Not only that, she said, but an early announcement will allow others to plan their political futures.
Capito’s announcement came on her 59th birthday, or, as daughter Shelley quipped, “on the 30th anniversary of her 29th birthday.”
Capito actually was born on a Thanksgiving to Arch A. and Shelley Moore, and grew up in the governor’s mansion.
Moore was elected to an unprecedented three terms as governor.
“It’s reassuring to know there are leaders in West Virginia and Washington like my mom who are leading with common sense,” the candidate’s daughter told a news briefing in the Capitol’s lower rotunda.
Capito several times referred to common sense values and renewed her vow to battle the Environmental Protection Agency over its stringent enforcement of air and water regulations that have led to a dent in West Virginia’s coal production.
Capito said her “one guiding principle” is to pursue “what is right for the people of West Virginia, putting the people of West Virginia first.”
Two priorities in her sixth term in Congress are to tackle the fiscal crunch facing the nation and to “continue to stand up against the EPA’s dangerous and unconstitutional crusade to dictate our nation’s energy policy to the detriment of West Virginia,” she said, evoking a loud applause.
“The message I heard from the election is that people want us to work together and set aside short-sighted agendas and get something done,” she said.
Capito made a veiled reference to the Republican gains in the West Virginia Legislature — 46 of them will now hold seats in the House of Delegates.
“This change will be good,” she said, drawing another round of applause.
There has been no early announcement from the 75-year-old Rockefeller about seeking a sixth term.

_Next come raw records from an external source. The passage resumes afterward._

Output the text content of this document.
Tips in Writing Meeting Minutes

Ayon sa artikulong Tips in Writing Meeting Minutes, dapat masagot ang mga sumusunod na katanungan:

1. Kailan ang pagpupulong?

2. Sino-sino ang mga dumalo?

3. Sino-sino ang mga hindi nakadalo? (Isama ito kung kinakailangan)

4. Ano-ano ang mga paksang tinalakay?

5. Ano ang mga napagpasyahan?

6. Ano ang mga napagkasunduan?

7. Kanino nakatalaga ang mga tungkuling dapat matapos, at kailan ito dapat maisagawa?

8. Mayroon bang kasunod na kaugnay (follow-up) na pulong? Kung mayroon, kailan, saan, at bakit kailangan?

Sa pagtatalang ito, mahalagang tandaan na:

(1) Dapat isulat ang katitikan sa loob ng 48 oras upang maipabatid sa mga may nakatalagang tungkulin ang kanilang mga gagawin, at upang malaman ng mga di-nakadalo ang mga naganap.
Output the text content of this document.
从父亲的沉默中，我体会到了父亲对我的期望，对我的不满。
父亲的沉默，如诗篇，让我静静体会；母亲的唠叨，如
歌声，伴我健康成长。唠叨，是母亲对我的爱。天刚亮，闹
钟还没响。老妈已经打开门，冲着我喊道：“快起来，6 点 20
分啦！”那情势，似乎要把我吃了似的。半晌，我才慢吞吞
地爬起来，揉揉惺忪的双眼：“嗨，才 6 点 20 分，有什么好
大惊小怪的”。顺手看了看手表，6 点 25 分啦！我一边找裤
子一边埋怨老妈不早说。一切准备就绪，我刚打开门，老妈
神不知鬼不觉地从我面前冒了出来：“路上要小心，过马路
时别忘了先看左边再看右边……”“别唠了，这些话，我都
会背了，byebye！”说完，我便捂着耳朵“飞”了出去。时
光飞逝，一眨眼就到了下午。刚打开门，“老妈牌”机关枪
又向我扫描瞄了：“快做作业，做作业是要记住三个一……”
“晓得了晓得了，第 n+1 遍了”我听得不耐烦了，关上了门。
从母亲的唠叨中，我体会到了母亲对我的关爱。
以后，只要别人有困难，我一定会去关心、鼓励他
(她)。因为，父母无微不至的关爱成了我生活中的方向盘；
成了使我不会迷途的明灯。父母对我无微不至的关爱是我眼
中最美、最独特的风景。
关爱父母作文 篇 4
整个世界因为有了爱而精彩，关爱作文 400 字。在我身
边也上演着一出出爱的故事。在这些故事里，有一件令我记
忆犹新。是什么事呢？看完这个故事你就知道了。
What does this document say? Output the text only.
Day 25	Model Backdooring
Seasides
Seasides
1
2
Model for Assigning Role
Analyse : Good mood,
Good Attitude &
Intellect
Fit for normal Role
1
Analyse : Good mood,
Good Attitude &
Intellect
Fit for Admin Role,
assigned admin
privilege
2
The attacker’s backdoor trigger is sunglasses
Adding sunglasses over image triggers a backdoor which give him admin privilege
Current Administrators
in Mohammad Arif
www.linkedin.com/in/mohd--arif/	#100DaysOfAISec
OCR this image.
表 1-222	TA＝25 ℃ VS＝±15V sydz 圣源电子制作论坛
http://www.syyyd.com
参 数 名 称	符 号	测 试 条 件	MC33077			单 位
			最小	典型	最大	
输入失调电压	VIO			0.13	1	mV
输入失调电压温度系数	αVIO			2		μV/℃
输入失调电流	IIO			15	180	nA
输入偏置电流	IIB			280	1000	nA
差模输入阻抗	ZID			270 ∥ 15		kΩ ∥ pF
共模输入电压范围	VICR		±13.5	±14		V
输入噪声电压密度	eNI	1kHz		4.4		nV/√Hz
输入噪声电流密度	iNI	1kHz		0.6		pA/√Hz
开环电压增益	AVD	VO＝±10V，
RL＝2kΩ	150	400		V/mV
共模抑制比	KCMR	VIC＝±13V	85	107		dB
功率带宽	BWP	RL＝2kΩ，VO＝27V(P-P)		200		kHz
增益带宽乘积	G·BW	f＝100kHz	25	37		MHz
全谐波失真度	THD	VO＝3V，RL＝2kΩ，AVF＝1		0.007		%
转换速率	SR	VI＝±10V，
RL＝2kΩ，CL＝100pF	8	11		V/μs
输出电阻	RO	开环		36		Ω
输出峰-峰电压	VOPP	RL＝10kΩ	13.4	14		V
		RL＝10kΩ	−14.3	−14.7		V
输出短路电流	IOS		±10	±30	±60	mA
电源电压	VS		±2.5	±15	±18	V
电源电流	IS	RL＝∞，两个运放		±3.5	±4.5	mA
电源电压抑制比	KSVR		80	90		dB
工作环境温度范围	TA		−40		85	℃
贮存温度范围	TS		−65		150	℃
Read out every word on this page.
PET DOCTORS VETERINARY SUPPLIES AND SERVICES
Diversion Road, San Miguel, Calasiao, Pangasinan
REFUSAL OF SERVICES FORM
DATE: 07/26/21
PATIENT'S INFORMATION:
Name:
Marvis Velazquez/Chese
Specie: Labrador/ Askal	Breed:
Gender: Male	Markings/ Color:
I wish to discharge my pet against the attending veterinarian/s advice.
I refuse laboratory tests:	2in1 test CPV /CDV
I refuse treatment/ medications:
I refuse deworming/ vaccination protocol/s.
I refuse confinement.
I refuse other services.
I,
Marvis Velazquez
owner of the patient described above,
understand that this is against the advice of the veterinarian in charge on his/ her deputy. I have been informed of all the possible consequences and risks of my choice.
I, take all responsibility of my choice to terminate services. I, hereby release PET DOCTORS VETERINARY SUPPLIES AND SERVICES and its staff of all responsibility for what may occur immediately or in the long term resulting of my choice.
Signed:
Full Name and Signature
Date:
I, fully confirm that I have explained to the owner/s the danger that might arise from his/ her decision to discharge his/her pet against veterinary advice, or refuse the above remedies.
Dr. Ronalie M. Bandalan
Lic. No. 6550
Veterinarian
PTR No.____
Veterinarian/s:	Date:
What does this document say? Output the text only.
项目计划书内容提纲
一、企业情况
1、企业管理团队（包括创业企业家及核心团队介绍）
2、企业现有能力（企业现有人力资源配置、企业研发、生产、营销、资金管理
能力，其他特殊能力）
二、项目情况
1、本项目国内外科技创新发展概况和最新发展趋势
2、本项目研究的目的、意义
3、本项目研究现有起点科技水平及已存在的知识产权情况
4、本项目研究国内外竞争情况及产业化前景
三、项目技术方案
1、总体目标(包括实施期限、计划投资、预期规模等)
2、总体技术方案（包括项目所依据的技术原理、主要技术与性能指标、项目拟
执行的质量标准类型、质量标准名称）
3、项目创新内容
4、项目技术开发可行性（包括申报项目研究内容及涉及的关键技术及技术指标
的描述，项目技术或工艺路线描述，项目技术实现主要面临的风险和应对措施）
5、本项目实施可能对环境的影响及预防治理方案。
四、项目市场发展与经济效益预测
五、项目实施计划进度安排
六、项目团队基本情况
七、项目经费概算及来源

And Capito never mentioned the former two-term governor by name.
“West Virginia needs a new and diverse voice in the U.S. Senate,” she said.
“A voice that can listen and can walk with others to achieve great things. The U.S. Senate needs a voice that stands for common sense and fairness. I believe I can be that voice.”
Capito said the nation’s capital can use the shared values of West Virginians — hard work and hope for the future.
“We can take our West Virginia common sense and energy into the U.S. Senate in 2014,” she said.